では、ここは一体どこなのでしょうか。ベッドから床に落ちてしまったのか、それとも……ええい、と目を閉じたまま、上半身を手で持ち上げます。
「ふぎゃ」
……勢い余って、誰かのおでことかち合ってしまったようです。痛い。
「……っ、つつ……お、起きたか。良かったぁ」
安心したのか、目の前で全身を弛緩させているお方はなんと、双葉さんでした。その隣には、当たり前のように彼がいます。
「……ふ、不法侵入……でしょうか」
「……うぇ? ……あー、違う、ノーギルティ―。

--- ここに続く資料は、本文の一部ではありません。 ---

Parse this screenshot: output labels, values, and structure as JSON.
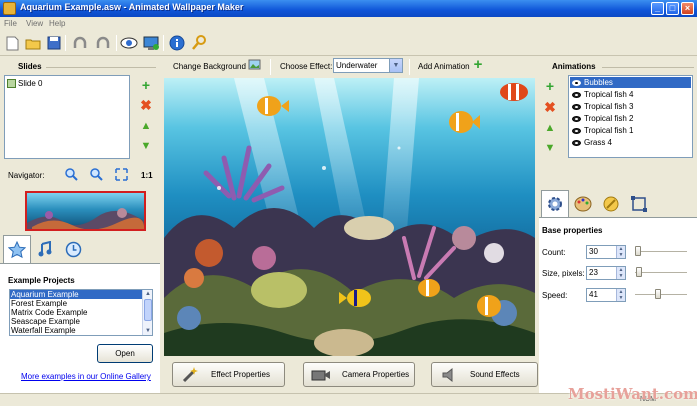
{
  "window": {
    "title": "Aquarium Example.asw - Animated Wallpaper Maker",
    "min": "_",
    "max": "□",
    "close": "×"
  },
  "menu": [
    "File",
    "View",
    "Help"
  ],
  "toolbar": {
    "icons": [
      "new-icon",
      "open-folder-icon",
      "save-icon",
      "undo-icon",
      "redo-icon",
      "preview-eye-icon",
      "apply-wallpaper-icon",
      "info-icon",
      "key-icon"
    ]
  },
  "slides": {
    "title": "Slides",
    "items": [
      "Slide 0"
    ]
  },
  "navigator": {
    "label": "Navigator:",
    "ratio": "1:1"
  },
  "examples": {
    "title": "Example Projects",
    "items": [
      "Aquarium Example",
      "Forest Example",
      "Matrix Code Example",
      "Seascape Example",
      "Waterfall Example"
    ],
    "selected_index": 0,
    "open_label": "Open",
    "gallery_link": "More examples in our Online Gallery"
  },
  "center": {
    "change_background": "Change Background",
    "choose_effect_label": "Choose Effect:",
    "effect_value": "Underwater",
    "add_animation": "Add Animation"
  },
  "bottom_buttons": {
    "effect": "Effect Properties",
    "camera": "Camera Properties",
    "sound": "Sound Effects"
  },
  "animations": {
    "title": "Animations",
    "items": [
      "Bubbles",
      "Tropical fish 4",
      "Tropical fish 3",
      "Tropical fish 2",
      "Tropical fish 1",
      "Grass 4"
    ],
    "selected_index": 0
  },
  "base_properties": {
    "title": "Base properties",
    "count_label": "Count:",
    "count_value": "30",
    "size_label": "Size, pixels:",
    "size_value": "23",
    "speed_label": "Speed:",
    "speed_value": "41"
  },
  "status": {
    "num": "NUM"
  },
  "watermark": "MostiWant.com"
}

周りをよーく見てみろ」
双葉さんに言われるがまま、周りを見渡します。……って、ここは。
「教会……ですか?」
私はいつも座っている椅子にどうやら横になっていたようでした。
「そうだ。俺と双葉で一二三の様子を見に行ったら、そこで君が寝ていて……」
どうしてか、彼は矢継ぎ早やに説明をします。もしかしたら、寝ている様子を見てしまったことを申し訳なく思っているのでしょうか。女性の寝顔は見てはならないと言いますし。私は全然、気にならないんですけれど。

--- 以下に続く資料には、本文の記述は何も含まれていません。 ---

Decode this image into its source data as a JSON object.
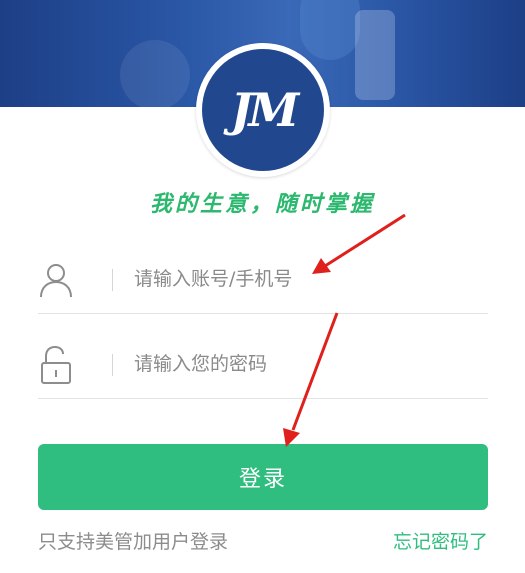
{
  "header": {
    "logo_text": "JM",
    "slogan": "我的生意，随时掌握"
  },
  "form": {
    "username": {
      "placeholder": "请输入账号/手机号",
      "icon": "user-icon"
    },
    "password": {
      "placeholder": "请输入您的密码",
      "icon": "lock-icon"
    },
    "submit_label": "登录"
  },
  "footer": {
    "note": "只支持美管加用户登录",
    "forgot_label": "忘记密码了"
  },
  "colors": {
    "brand_blue": "#21488f",
    "accent_green": "#2fbe7f",
    "arrow_red": "#e0201c"
  }
}
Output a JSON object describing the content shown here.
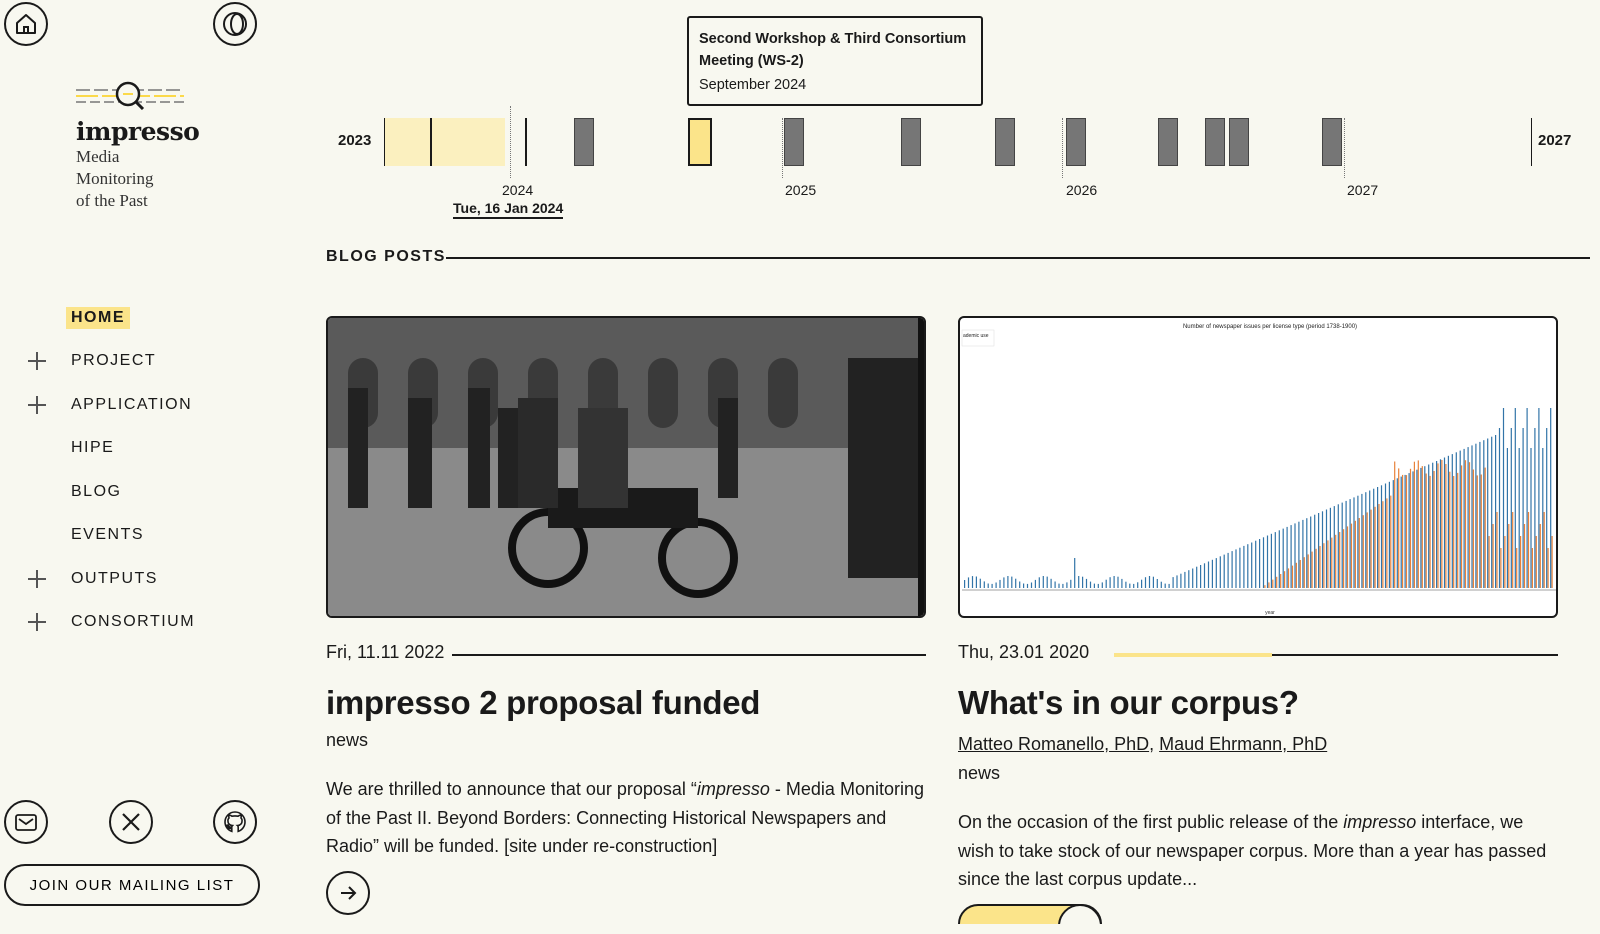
{
  "colors": {
    "background": "#f8f8f0",
    "accent": "#fbe48a",
    "event_gray": "#767676"
  },
  "logo": {
    "wordmark": "impresso",
    "tagline_lines": [
      "Media",
      "Monitoring",
      "of the Past"
    ]
  },
  "header_icons": [
    "home-icon",
    "theme-toggle-icon"
  ],
  "nav": {
    "items": [
      {
        "label": "HOME",
        "active": true,
        "expandable": false
      },
      {
        "label": "PROJECT",
        "expandable": true
      },
      {
        "label": "APPLICATION",
        "expandable": true
      },
      {
        "label": "HIPE",
        "expandable": false
      },
      {
        "label": "BLOG",
        "expandable": false
      },
      {
        "label": "EVENTS",
        "expandable": false
      },
      {
        "label": "OUTPUTS",
        "expandable": true
      },
      {
        "label": "CONSORTIUM",
        "expandable": true
      }
    ]
  },
  "social_icons": [
    "newsletter-icon",
    "x-twitter-icon",
    "github-icon"
  ],
  "mailing_button": "JOIN OUR MAILING LIST",
  "timeline": {
    "start_year": "2023",
    "end_year": "2027",
    "ticks": [
      "2024",
      "2025",
      "2026",
      "2027"
    ],
    "current_date": "Tue, 16 Jan 2024",
    "tooltip": {
      "title": "Second Workshop & Third Consortium Meeting (WS-2)",
      "date": "September 2024"
    }
  },
  "blog": {
    "section_title": "BLOG POSTS",
    "posts": [
      {
        "date": "Fri, 11.11 2022",
        "title": "impresso 2 proposal funded",
        "tag": "news",
        "desc_before": "We are thrilled to announce that our proposal “",
        "desc_em": "impresso",
        "desc_after": " - Media Monitoring of the Past II. Beyond Borders: Connecting Historical Newspapers and Radio” will be funded. [site under re-construction]",
        "image": "black-and-white photo of men on a motorcycle"
      },
      {
        "date": "Thu, 23.01 2020",
        "title": "What's in our corpus?",
        "authors": [
          "Matteo Romanello, PhD",
          "Maud Ehrmann, PhD"
        ],
        "tag": "news",
        "desc_before": "On the occasion of the first public release of the ",
        "desc_em": "impresso",
        "desc_after": " interface, we wish to take stock of our newspaper corpus. More than a year has passed since the last corpus update...",
        "chart_title": "Number of newspaper issues per license type (period 1738-1900)",
        "chart_legend": "ademic use",
        "chart_xlabel": "year"
      }
    ]
  }
}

「まあ、何も問題ないのなら良かった。どうやら少しだけ、うなされていたようだから……心配した」
うなされて……いた。
それは恐らく、私が水着姿の彼女に責められていた場面に違いありません。
ともかく、彼の言うことを信じる限り、あれは夢だったようです。
私が決意を抱いたことも。
……私が、不覚ながらあの彼に少しだけ、ドキリとしてしまったことも。
全部、夢。
「…………そう、ですか」
悲しくなんてないと言えば、嘘になります。
ですが、私が決めたことは、たとえそれが夢の中で起こったことだったとしても、曲げるつもりは一つもありませんでした。
生きたいように生きる。
……それが、彼女とした約束ですから。
「…………………むぅ」
ああ……そういえば、折角彼と双葉さんに来ていただいたのですから。
一局ずつ、指してほしいところ……もう、指すことをためらう理由なんて、ありません。
「ええと、その……色々ありましたが、私はもう、大丈夫ですので……。もしよろしければ、私と一局……いかがでしょうか?」
まずはここから、一歩を踏み出します。
「遠慮なくかかってきてください……お相手、願えます?」
「あー、もう無理、よくない。この展開はリアルに……良くないと思うぞ、カレシィ!」
将棋盤を全く持ってきていなかったことに気付き、意気消沈していると。
双葉さんが出し抜けに、彼に向って大きな声をあげました。
「だな!」「うん!」「ああ」「そうね」「ワガハイも、そう思うぜ」
また、教会の扉からぞろぞろと、高校生らしき方たちが数人押し寄せてきました。この教会に若い人が来ること自体あまりあることではありませんから私は当然、その方たちの方を向いてしまいます。
もちろんこの教会には初めて来た様子でしたが……私は彼らを見るなり、強烈な既視感を覚えました。
ええ、間違いありません……。彼らは正しく、私の夢の中で出てきた登場人物でした。
そして……目の前で、気まずそうに双葉さんの方を見ている彼は。
幾分か躊躇ったのちに……ゆっくりと口を、開きました。